I'll post here all the book related content that I usually share on my blog, be it comments, reviews, quotes or whatever else.
After being widely recommended, finally a friend lent me her copy of The Lions of Al-Rassan translated to Portuguese. I am quite thankful. Though it didn't become an instant favourite, as was the case with some of my friends, it still was a very interesting and rewarding book to read. This is often considered a historical fantasy work, for its indirect depiction of the wars of reconquest of the Iberian peninsula from the Moor occupiers by the Christians of the north. Al-Rassan represents the Moorish Iberian territory, Asharites are Muslims, Jaddites are Christians, Kindath are Jews and there is even a character based on El Cid.
Because I don't have enough time to write a very detailed and thoughtful review, I'll try to talk about some moments and themes that not only make reading it mindfully worthwhile, but also convinced me to try another of Guy Gavriel Kay's works.

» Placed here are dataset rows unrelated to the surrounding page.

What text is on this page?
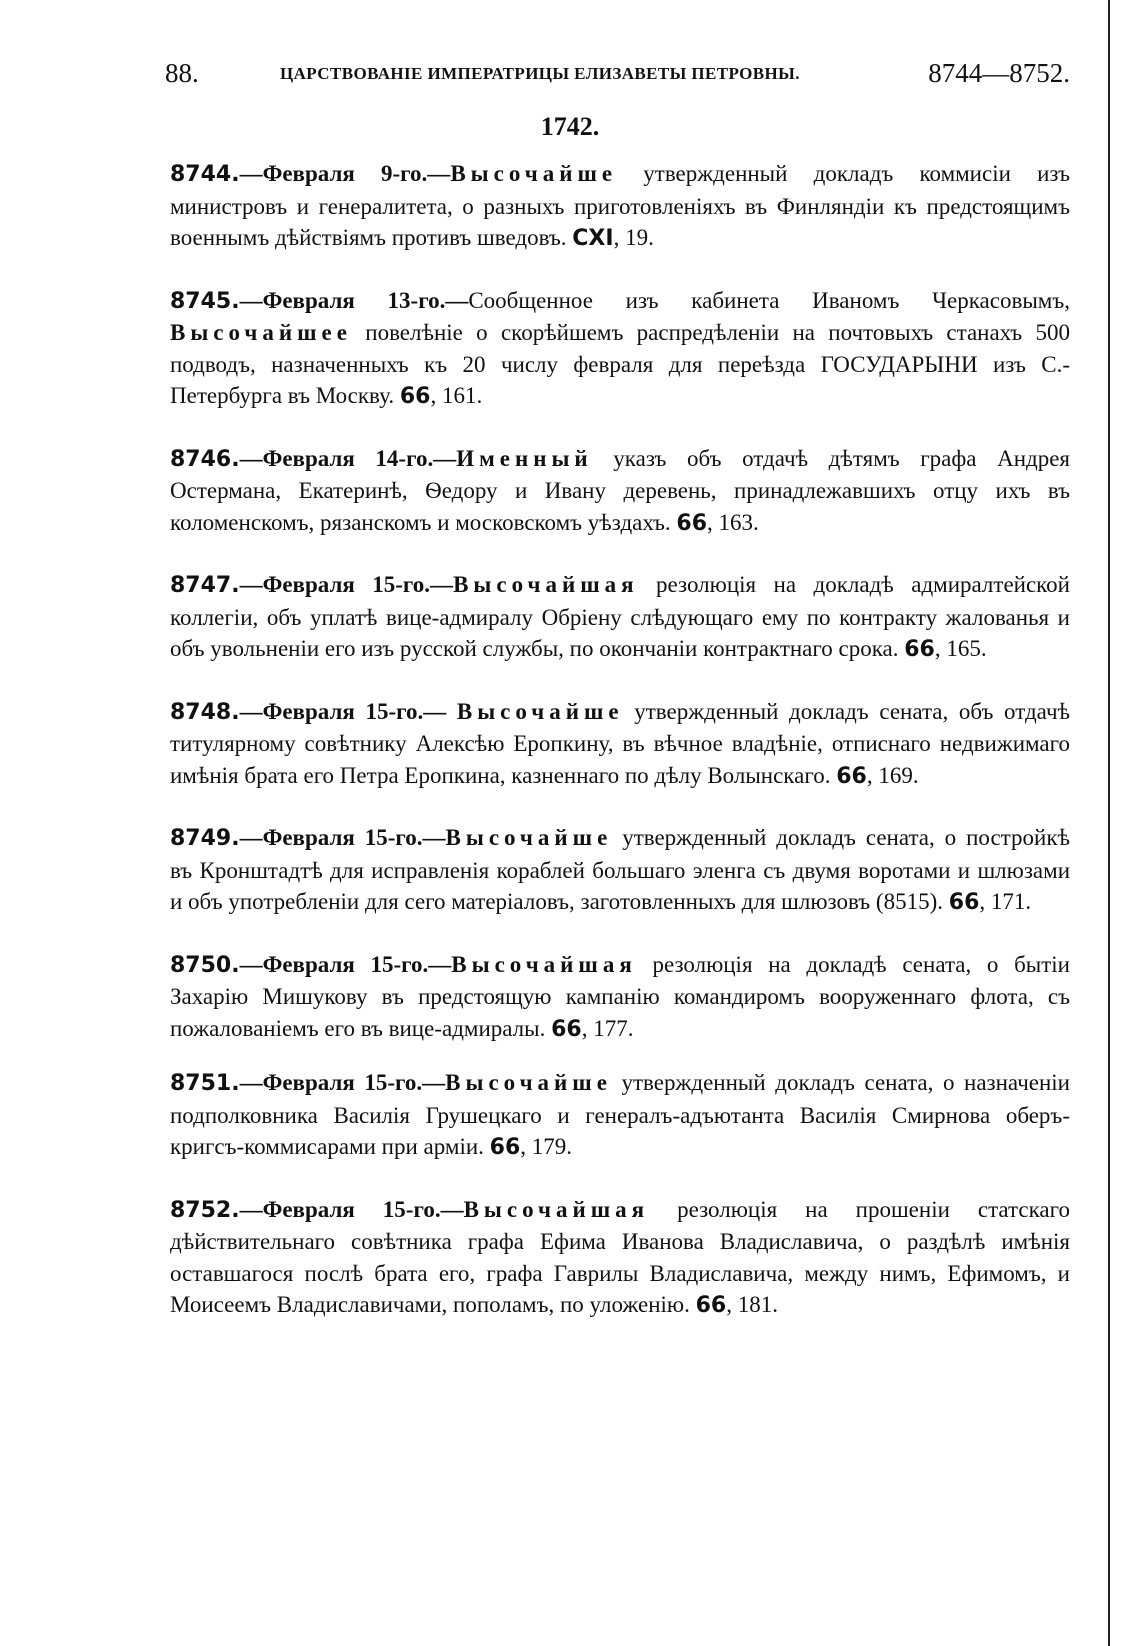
88.	ЦАРСТВОВАНІЕ ИМПЕРАТРИЦЫ ЕЛИЗАВЕТЫ ПЕТРОВНЫ.	8744—8752.
1742.

8744.—Февраля 9-го.—Высочайше утвержденный докладъ коммисіи изъ министровъ и генералитета, о разныхъ приготовленіяхъ въ Финляндіи къ предстоящимъ военнымъ дѣйствіямъ противъ шведовъ. CXI, 19.

8745.—Февраля 13-го.—Сообщенное изъ кабинета Иваномъ Черкасовымъ, Высочайшее повелѣніе о скорѣйшемъ распредѣленіи на почтовыхъ станахъ 500 подводъ, назначенныхъ къ 20 числу февраля для переѣзда ГОСУДАРЫНИ изъ С.-Петербурга въ Москву. 66, 161.

8746.—Февраля 14-го.—Именный указъ объ отдачѣ дѣтямъ графа Андрея Остермана, Екатеринѣ, Ѳедору и Ивану деревень, принадлежавшихъ отцу ихъ въ коломенскомъ, рязанскомъ и московскомъ уѣздахъ. 66, 163.

8747.—Февраля 15-го.—Высочайшая резолюція на докладѣ адмиралтейской коллегіи, объ уплатѣ вице-адмиралу Обріену слѣдующаго ему по контракту жалованья и объ увольненіи его изъ русской службы, по окончаніи контрактнаго срока. 66, 165.

8748.—Февраля 15-го.— Высочайше утвержденный докладъ сената, объ отдачѣ титулярному совѣтнику Алексѣю Еропкину, въ вѣчное владѣніе, отписнаго недвижимаго имѣнія брата его Петра Еропкина, казненнаго по дѣлу Волынскаго. 66, 169.

8749.—Февраля 15-го.—Высочайше утвержденный докладъ сената, о постройкѣ въ Кронштадтѣ для исправленія кораблей большаго эленга съ двумя воротами и шлюзами и объ употребленіи для сего матеріаловъ, заготовленныхъ для шлюзовъ (8515). 66, 171.

8750.—Февраля 15-го.—Высочайшая резолюція на докладѣ сената, о бытіи Захарію Мишукову въ предстоящую кампанію командиромъ вооруженнаго флота, съ пожалованіемъ его въ вице-адмиралы. 66, 177.

8751.—Февраля 15-го.—Высочайше утвержденный докладъ сената, о назначеніи подполковника Василія Грушецкаго и генералъ-адъютанта Василія Смирнова оберъ-кригсъ-коммисарами при арміи. 66, 179.

8752.—Февраля 15-го.—Высочайшая резолюція на прошеніи статскаго дѣйствительнаго совѣтника графа Ефима Иванова Владиславича, о раздѣлѣ имѣнія оставшагося послѣ брата его, графа Гаврилы Владиславича, между нимъ, Ефимомъ, и Моисеемъ Владиславичами, пополамъ, по уложенію. 66, 181.
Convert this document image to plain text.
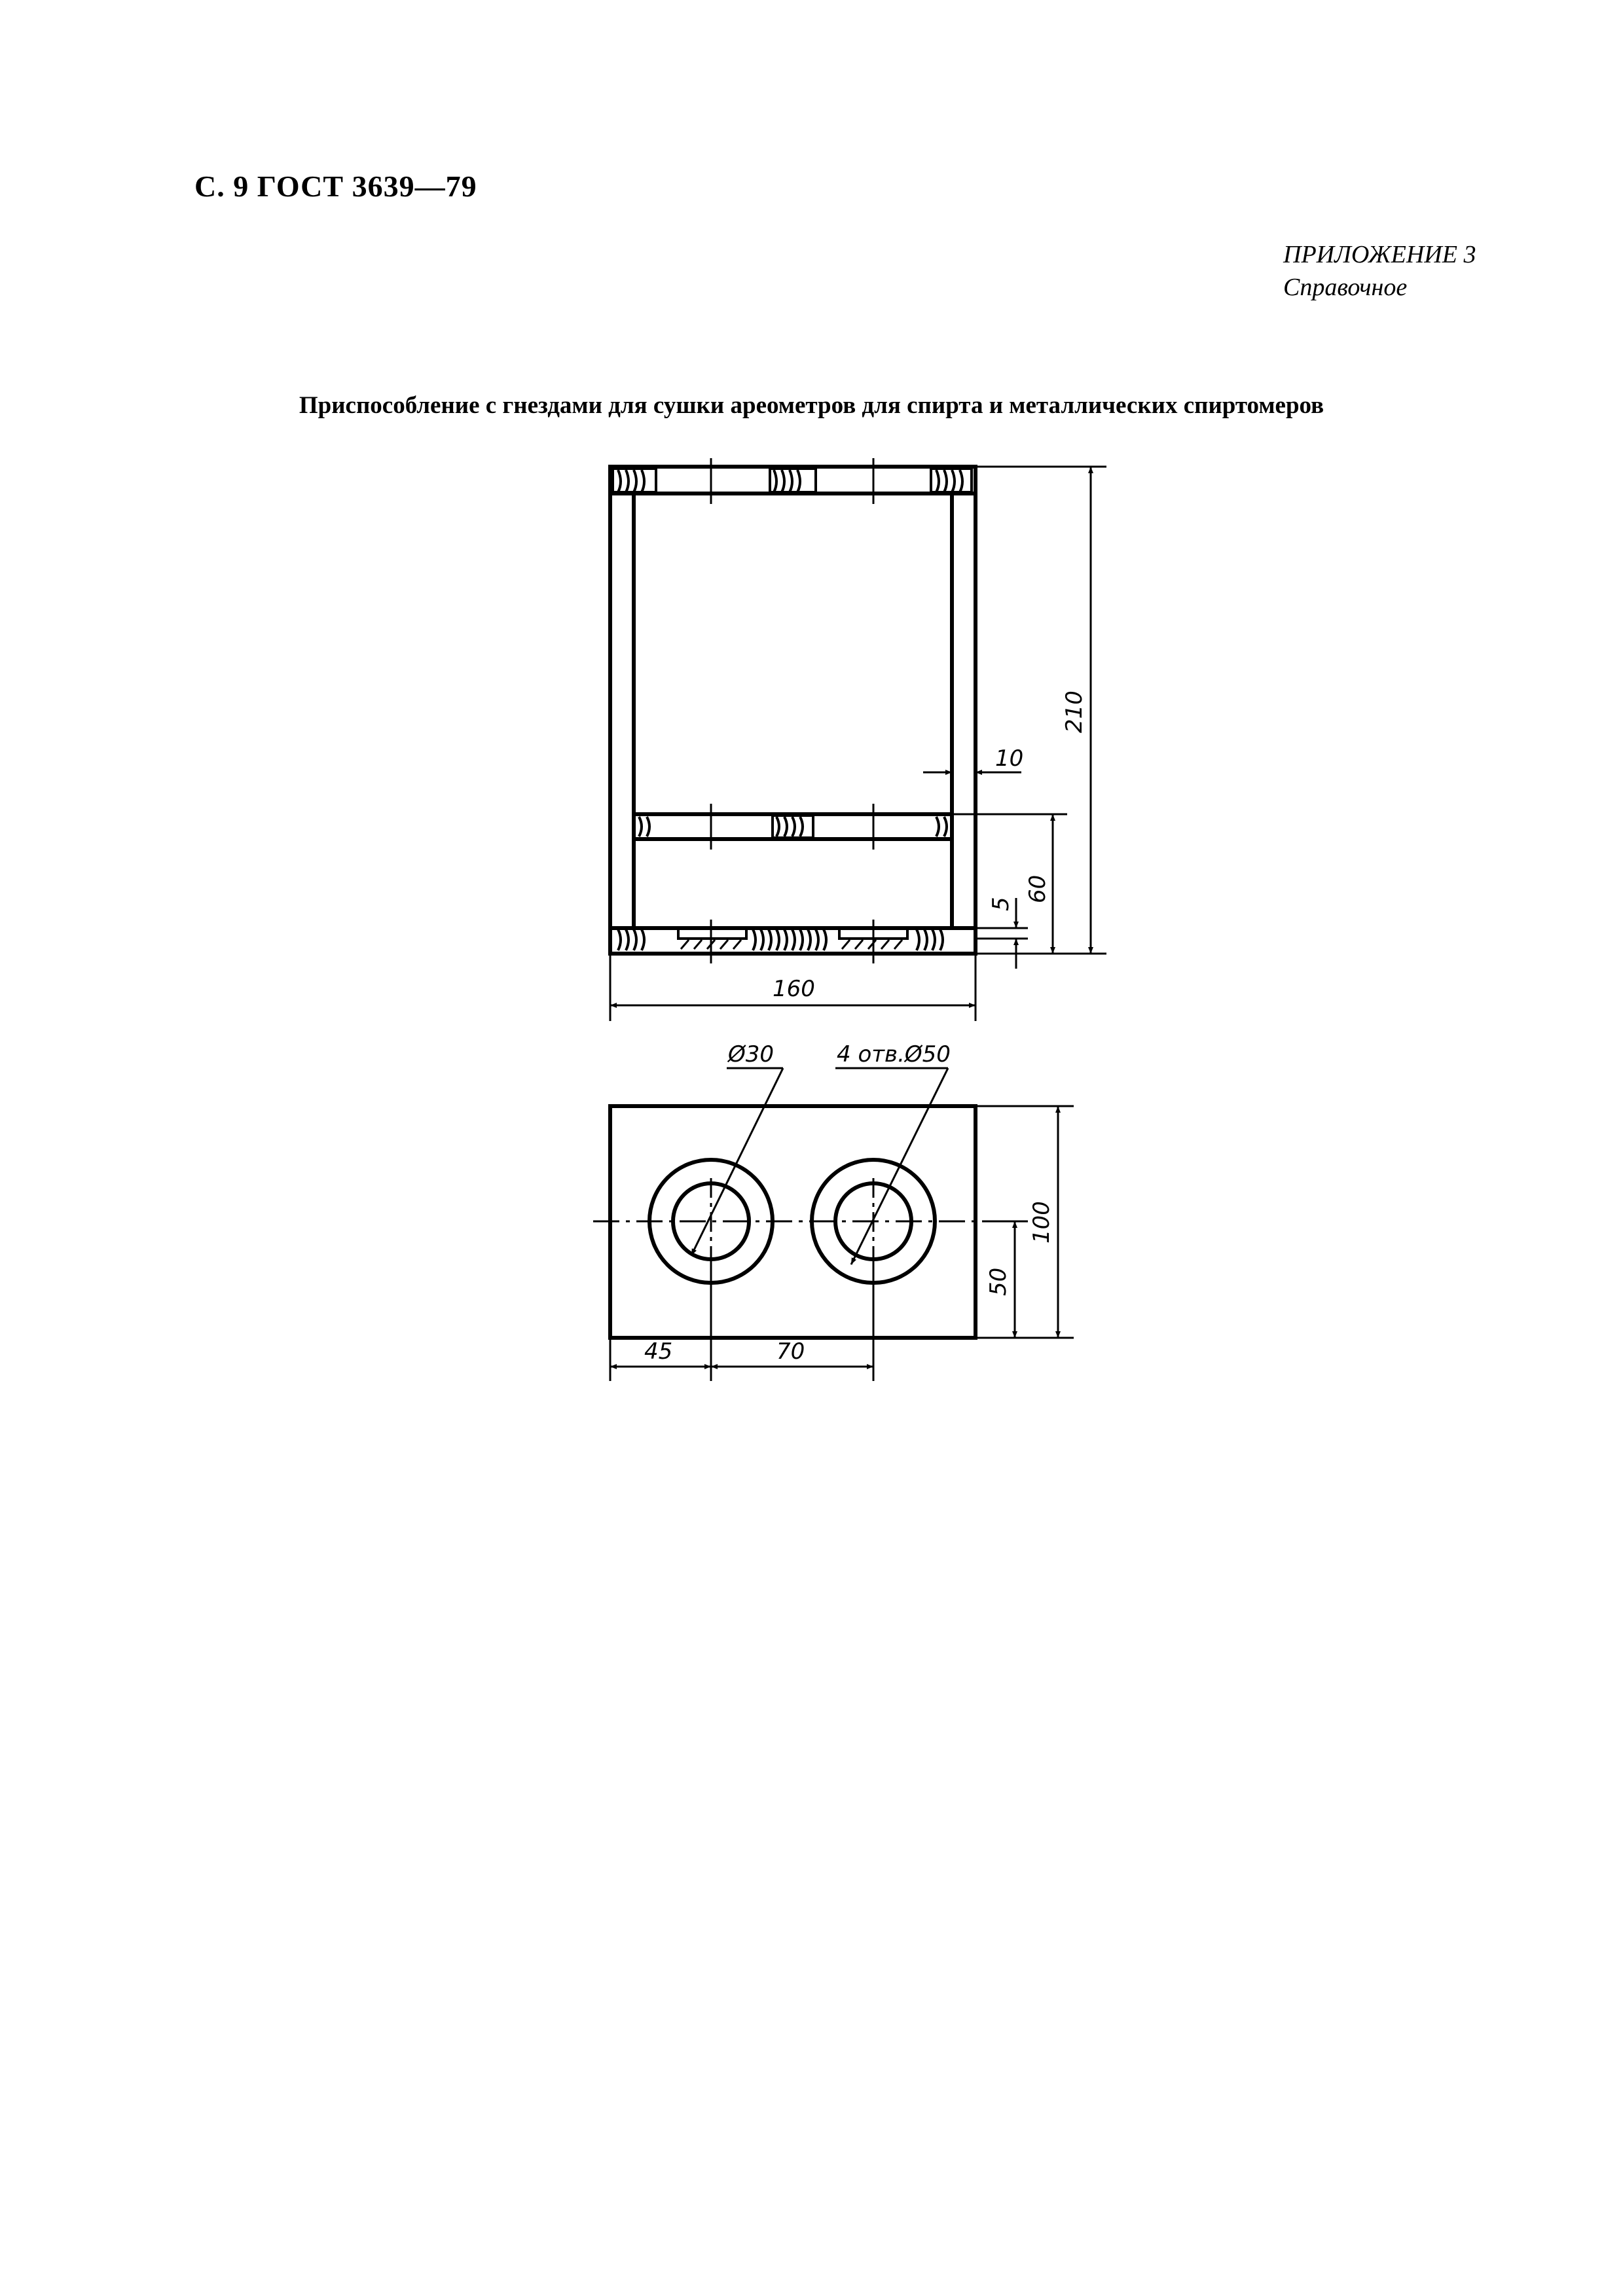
С. 9 ГОСТ 3639—79
ПРИЛОЖЕНИЕ 3
Справочное
Приспособление с гнездами для сушки ареометров для спирта и металлических спиртомеров
210
10
60
5
160
Ø30	4 отв.Ø50
100
50
45	70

I must start with the first event that showed how rewarding reading this book would be, a conversation between Jehane and Velaz where one easily understands that the author won't just fantasize an alternative history, but will mostly use it to make the reader think. Jehane is in a situation in which she feels the opposing forces of loyalty to her people, her professional obligations and her individual moral and ethics. As Velaz tries to convince her not to risk herself, their conversation brings forward the consequences of being neutral or passive before injustice.
In order to share them with those who read the book, but avoiding spoilers, I'll just enumerate the other key moments where Guy Gavriel Kay's prose is specially well accomplished: the massacre in Orvilla - where the author explores the contrast between the glory and the tragedy inherent to war; the Carnival in Ragosa - probably the epitome of the book's prose; and the fire in Fezana - because of each characters decision, of the transformations forced upon them by the event and the use of the fire as a weapon both of purification and terror.
Last, I must highlight the epilogue, not only because it closes the plot beautifully, but specially for the way the author made the storytelling accelerate with the approximation of the climax and then, as if experiencing an anxiety crisis, makes the author loose some of the crucial moments, being only able to look at and analyse them in retrospective. A mark of a great writer.
As for the themes explored in The Lions of Al-Rassan, they include as expected, religion and the consequences of war, but there is also a well accomplished analysis of a person's story taking into account and confronting her cultural background, her mutating context, her self-image and her idea of valour and personal fulfilment.
On religion, the story of Al-Rassan illustrates quite well how it can unite groups and communities but on the other hand do it while isolating or hurting others. Its use as an excuse for war, as a motivation to get people to follow their leaders' greed and lust for glory. There is still time for the characters to be forced to question their beliefs and morality by all the events happening around them.
On war, its obviously all over the place, as expected of an interpretation of the reconquest, superficially as a motor for geopolitical changes, but more deeply explored from the point of view of its impact on people, not as a group but as individuals, as lives, as stories, plans, dreams, feelings.